- Markets in Japan have become extremely volatile with several wild trading sessions in the last few weeks. The result is a Nikkei Index level that was down 5.7% this week and is 11.8% lower than its high level achieved in the middle of last week. Causes that have been cited include fears about the end of the Fed’s QE program, a strengthening of the Yen and the market undergoing a correction after the enormous gains it’s had over the last six months.
- Stock markets fell this week, incurring all of the losses in the last 20 minutes of Friday’s session (last day of the month). The S&P 500 Index fell 1.1%, closing at 1,631. The Dow Jones Industrial Average was down 1.2% to close at 15,115. After this week’s dip, the S&P and the Dow are respectively up 14.3% and 15.4% year to date.
- Treasury yields continued to drift higher again this week on speculation that the Federal Reserve will taper their asset purchases in coming months, as the 5 year and 10 year treasury finished the week at 1.03% and 2.14% respectively.
- The spot price of WTI Crude Oil dropped this week, falling by 2.5%, closing at $91.72 per barrel. On the year, oil prices are down 2.1%.
- The spot price of Gold was relatively unchanged for the week, closing at $1388.08/ounce. Gold remains down 17.3% for the year.
- Weekly Initial Jobless Claims rose this week as claims increased by 14,000 and came in higher than expected at 354,000 vs. consensus expectations of 340,000. The 4-week moving average of jobless claims moved up to 347,000.
- Eurozone unemployment hit a new high this month as 19.4 million are without jobs and the unemployment rate moved up to 12.2% in April, up from 12.1% a month prior.
- The Case-Shiller home price index rose by 1.1% in March which was better than expected, showing continuing improvement in the housing market. The index is now up 10.9% on a year over year basis, the strongest one year gain since April 2006.
- Other data in housing shows that sales of residential properties in foreclosure dropped 22% year over year at the end of the 1st quarter. Foreclosure transactions accounted for 21% of all home sales, down from 25% a year earlier and a peak of 45% in the 1st quarter of 2009. However, there is still work to be done to work through these properties as these levels are still well above an average of 5% of sales in 2006.

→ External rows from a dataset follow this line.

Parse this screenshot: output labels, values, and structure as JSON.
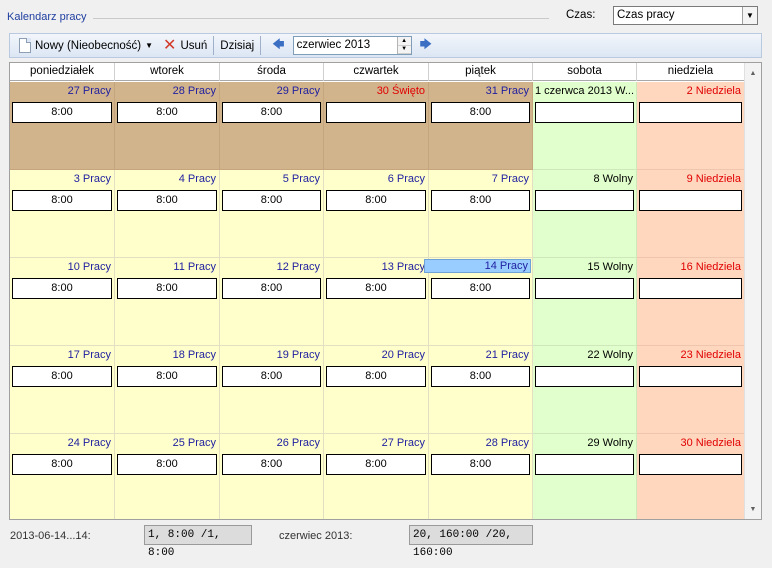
{
  "group_title": "Kalendarz pracy",
  "czas": {
    "label": "Czas:",
    "value": "Czas pracy"
  },
  "toolbar": {
    "new_label": "Nowy (Nieobecność)",
    "delete_label": "Usuń",
    "today_label": "Dzisiaj",
    "period": "czerwiec 2013"
  },
  "weekdays": [
    "poniedziałek",
    "wtorek",
    "środa",
    "czwartek",
    "piątek",
    "sobota",
    "niedziela"
  ],
  "weeks": [
    [
      {
        "label": "27 Pracy",
        "hours": "8:00",
        "type": "prev"
      },
      {
        "label": "28 Pracy",
        "hours": "8:00",
        "type": "prev"
      },
      {
        "label": "29 Pracy",
        "hours": "8:00",
        "type": "prev"
      },
      {
        "label": "30 Święto",
        "hours": "",
        "type": "prev hol"
      },
      {
        "label": "31 Pracy",
        "hours": "8:00",
        "type": "prev"
      },
      {
        "label": "1 czerwca 2013 W...",
        "hours": "",
        "type": "sat"
      },
      {
        "label": "2 Niedziela",
        "hours": "",
        "type": "sun"
      }
    ],
    [
      {
        "label": "3 Pracy",
        "hours": "8:00",
        "type": ""
      },
      {
        "label": "4 Pracy",
        "hours": "8:00",
        "type": ""
      },
      {
        "label": "5 Pracy",
        "hours": "8:00",
        "type": ""
      },
      {
        "label": "6 Pracy",
        "hours": "8:00",
        "type": ""
      },
      {
        "label": "7 Pracy",
        "hours": "8:00",
        "type": ""
      },
      {
        "label": "8 Wolny",
        "hours": "",
        "type": "sat plain"
      },
      {
        "label": "9 Niedziela",
        "hours": "",
        "type": "sun"
      }
    ],
    [
      {
        "label": "10 Pracy",
        "hours": "8:00",
        "type": ""
      },
      {
        "label": "11 Pracy",
        "hours": "8:00",
        "type": ""
      },
      {
        "label": "12 Pracy",
        "hours": "8:00",
        "type": ""
      },
      {
        "label": "13 Pracy",
        "hours": "8:00",
        "type": ""
      },
      {
        "label": "14 Pracy",
        "hours": "8:00",
        "type": "",
        "selected": true
      },
      {
        "label": "15 Wolny",
        "hours": "",
        "type": "sat plain"
      },
      {
        "label": "16 Niedziela",
        "hours": "",
        "type": "sun"
      }
    ],
    [
      {
        "label": "17 Pracy",
        "hours": "8:00",
        "type": ""
      },
      {
        "label": "18 Pracy",
        "hours": "8:00",
        "type": ""
      },
      {
        "label": "19 Pracy",
        "hours": "8:00",
        "type": ""
      },
      {
        "label": "20 Pracy",
        "hours": "8:00",
        "type": ""
      },
      {
        "label": "21 Pracy",
        "hours": "8:00",
        "type": ""
      },
      {
        "label": "22 Wolny",
        "hours": "",
        "type": "sat plain"
      },
      {
        "label": "23 Niedziela",
        "hours": "",
        "type": "sun"
      }
    ],
    [
      {
        "label": "24 Pracy",
        "hours": "8:00",
        "type": ""
      },
      {
        "label": "25 Pracy",
        "hours": "8:00",
        "type": ""
      },
      {
        "label": "26 Pracy",
        "hours": "8:00",
        "type": ""
      },
      {
        "label": "27 Pracy",
        "hours": "8:00",
        "type": ""
      },
      {
        "label": "28 Pracy",
        "hours": "8:00",
        "type": ""
      },
      {
        "label": "29 Wolny",
        "hours": "",
        "type": "sat plain"
      },
      {
        "label": "30 Niedziela",
        "hours": "",
        "type": "sun"
      }
    ]
  ],
  "footer": {
    "selected_range": "2013-06-14...14:",
    "selected_totals": "1, 8:00 /1, 8:00",
    "month_label": "czerwiec 2013:",
    "month_totals": "20, 160:00 /20, 160:00"
  },
  "colors": {
    "work_day": "#ffffcc",
    "previous_month": "#d2b48c",
    "saturday": "#e1ffcc",
    "sunday": "#ffd7bf",
    "selected": "#99ccff"
  }
}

- Consumer sentiment continues to improve as the latest University of Michigan report came in higher than expected and at a post-crisis high. The Conference Board’s measure of consumer sentiment also came in better than anticipated at multi-year highs.
Fact of the Week
- Back in 1950, there were 16 American workers for every 1 Social Security retiree receiving benefits. It is estimated that by 2035, there will be just 2 American workers for every 1 Social Security retiree receiving benefits.